To solve the equation sin(p/2-x) = sin(-p/4), we can use the trigonometric identity sin(-x) = -sin(x).
So sin(p/2-x) = -sin(p/4)
We know that sin(p/2 - x) = sin(p/2)cos(x) - cos(p/2)sin(x) by using the sum and difference formula.
sin(p/2 - x) = 1cos(x) - 0sin(x) = cos(x)
Now, we have cos(x) = -sin(p/4)
We know that sin(p/4) = sqrt(2)/2
Therefore, cos(x) = -sqrt(2)/2
Now, to solve 2cos(p/2-x) = √2:
We substitute cos(p/2-x) = -sqrt(2)/2 into the equation:
2*(-sqrt(2)/2) = √2
This simplifies to:
-√2 = √2
Since this is not true, the given equation has no solution.
To solve the equation sin(p/2-x) = sin(-p/4), we can use the trigonometric identity sin(-x) = -sin(x).
So sin(p/2-x) = -sin(p/4)
We know that sin(p/2 - x) = sin(p/2)cos(x) - cos(p/2)sin(x) by using the sum and difference formula.
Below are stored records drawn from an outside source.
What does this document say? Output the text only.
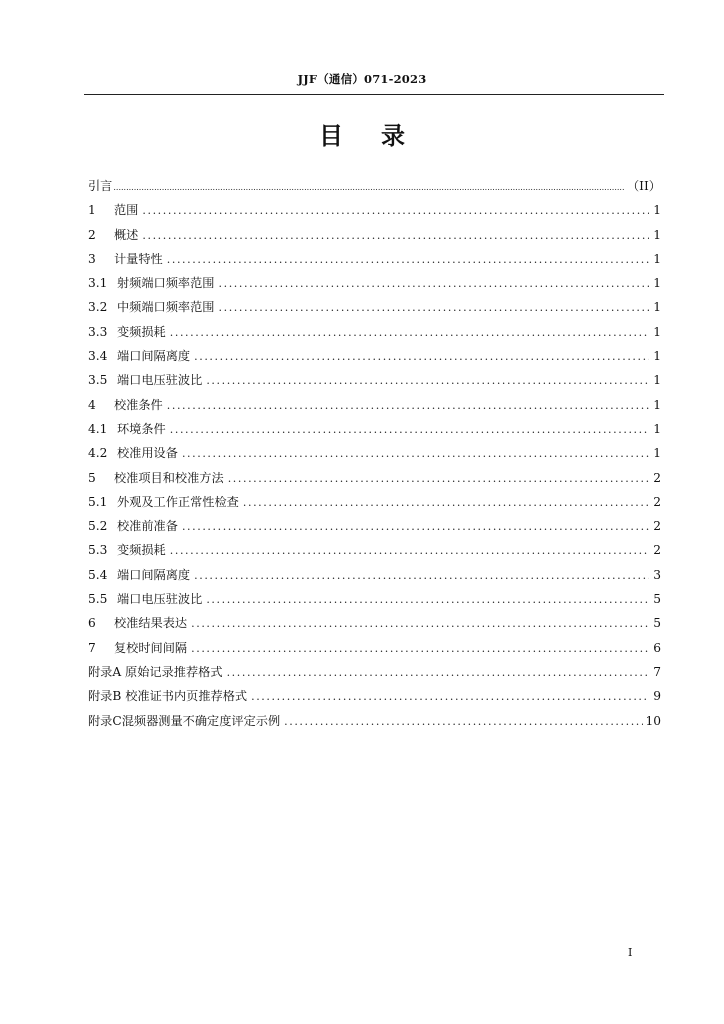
JJF（通信）071-2023
目 录
引言 .....	（II）
1	范围 .....	1
2	概述 .....	1
3	计量特性 .....	1
3.1 射频端口频率范围 .....	1
3.2 中频端口频率范围 .....	1
3.3 变频损耗 .....	1
3.4 端口间隔离度 .....	1
3.5 端口电压驻波比 .....	1
4	校准条件 .....	1
4.1 环境条件 .....	1
4.2 校准用设备 .....	1
5	校准项目和校准方法 .....	2
5.1 外观及工作正常性检查 .....	2
5.2 校准前准备 .....	2
5.3 变频损耗 .....	2
5.4 端口间隔离度 .....	3
5.5 端口电压驻波比 .....	5
6	校准结果表达 .....	5
7	复校时间间隔 .....	6
附录A 原始记录推荐格式 .....	7
附录B 校准证书内页推荐格式 .....	9
附录C混频器测量不确定度评定示例 .....	10
I
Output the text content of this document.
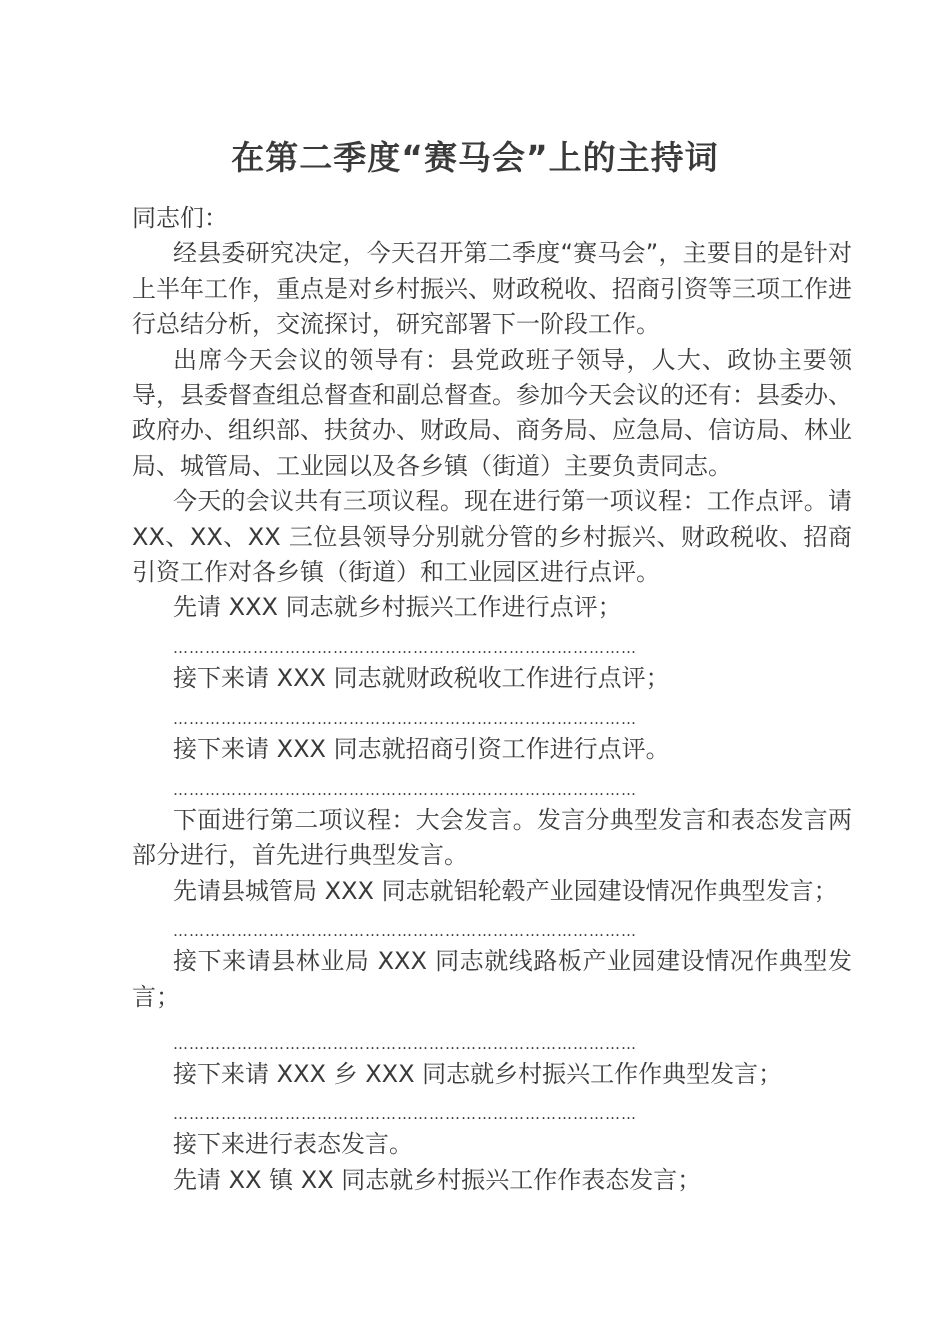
在第二季度“赛马会”上的主持词

同志们：

经县委研究决定，今天召开第二季度“赛马会”，主要目的是针对上半年工作，重点是对乡村振兴、财政税收、招商引资等三项工作进行总结分析，交流探讨，研究部署下一阶段工作。

出席今天会议的领导有：县党政班子领导，人大、政协主要领导，县委督查组总督查和副总督查。参加今天会议的还有：县委办、政府办、组织部、扶贫办、财政局、商务局、应急局、信访局、林业局、城管局、工业园以及各乡镇（街道）主要负责同志。

今天的会议共有三项议程。现在进行第一项议程：工作点评。请 XX、XX、XX 三位县领导分别就分管的乡村振兴、财政税收、招商引资工作对各乡镇（街道）和工业园区进行点评。

先请 XXX 同志就乡村振兴工作进行点评；

……………………………………………………………………………

接下来请 XXX 同志就财政税收工作进行点评；

……………………………………………………………………………

接下来请 XXX 同志就招商引资工作进行点评。

……………………………………………………………………………

下面进行第二项议程：大会发言。发言分典型发言和表态发言两部分进行，首先进行典型发言。

先请县城管局 XXX 同志就铝轮毂产业园建设情况作典型发言；

……………………………………………………………………………

接下来请县林业局 XXX 同志就线路板产业园建设情况作典型发言；

……………………………………………………………………………

接下来请 XXX 乡 XXX 同志就乡村振兴工作作典型发言；

……………………………………………………………………………

接下来进行表态发言。

先请 XX 镇 XX 同志就乡村振兴工作作表态发言；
sin(p/2 - x) = 1cos(x) - 0sin(x) = cos(x)
Now, we have cos(x) = -sin(p/4)
We know that sin(p/4) = sqrt(2)/2
Therefore, cos(x) = -sqrt(2)/2
Now, to solve 2cos(p/2-x) = √2:
We substitute cos(p/2-x) = -sqrt(2)/2 into the equation:
2*(-sqrt(2)/2) = √2
This simplifies to:
-√2 = √2
Since this is not true, the given equation has no solution.